Im Gegensatz zu mittelalterlichen Kirchenfenstern gelingt Samsung-Bildschirmen diese Brillanz sogar ohne den Einsatz von umweltschädlichen Schwermetallen. Zusätzlich verspricht sich Samsung von dieser Technik auch eine bessere Langzeitstabilität bei Helligkeit und Farbdarstellung. Auch die Herstellung größerer Bildschirme, jenseits von 65 Zoll (165 Zentimeter) soll damit günstiger als OLED sein.

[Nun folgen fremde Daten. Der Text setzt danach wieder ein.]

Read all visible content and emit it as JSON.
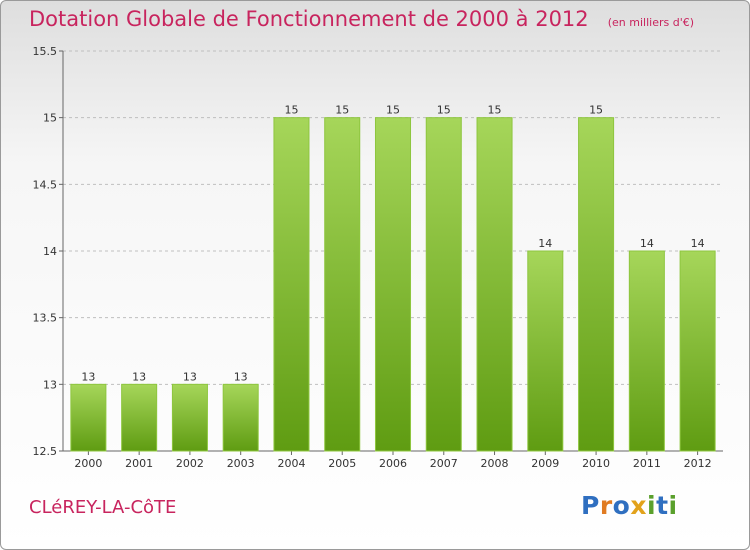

Doch was soll es am Ende sein – LCD- oder OLED-Bildschirm? Für Christoph de Leuw von der Zeitschrift „Computerbild“ hängt die Kaufentscheidung sowohl vom Anwendungszweck als auch vom Budget ab. Die OLED-Apparate seien 20 bis 30 Prozent teurer und spielten in dämmeriger Umgebung ihre Stärken aus, während die LCD-Technik bei Tageslicht Vorteile habe. Die Stiftung Warentest attestiert OLED-Geräten zudem einen enorm großen Blickwinkel.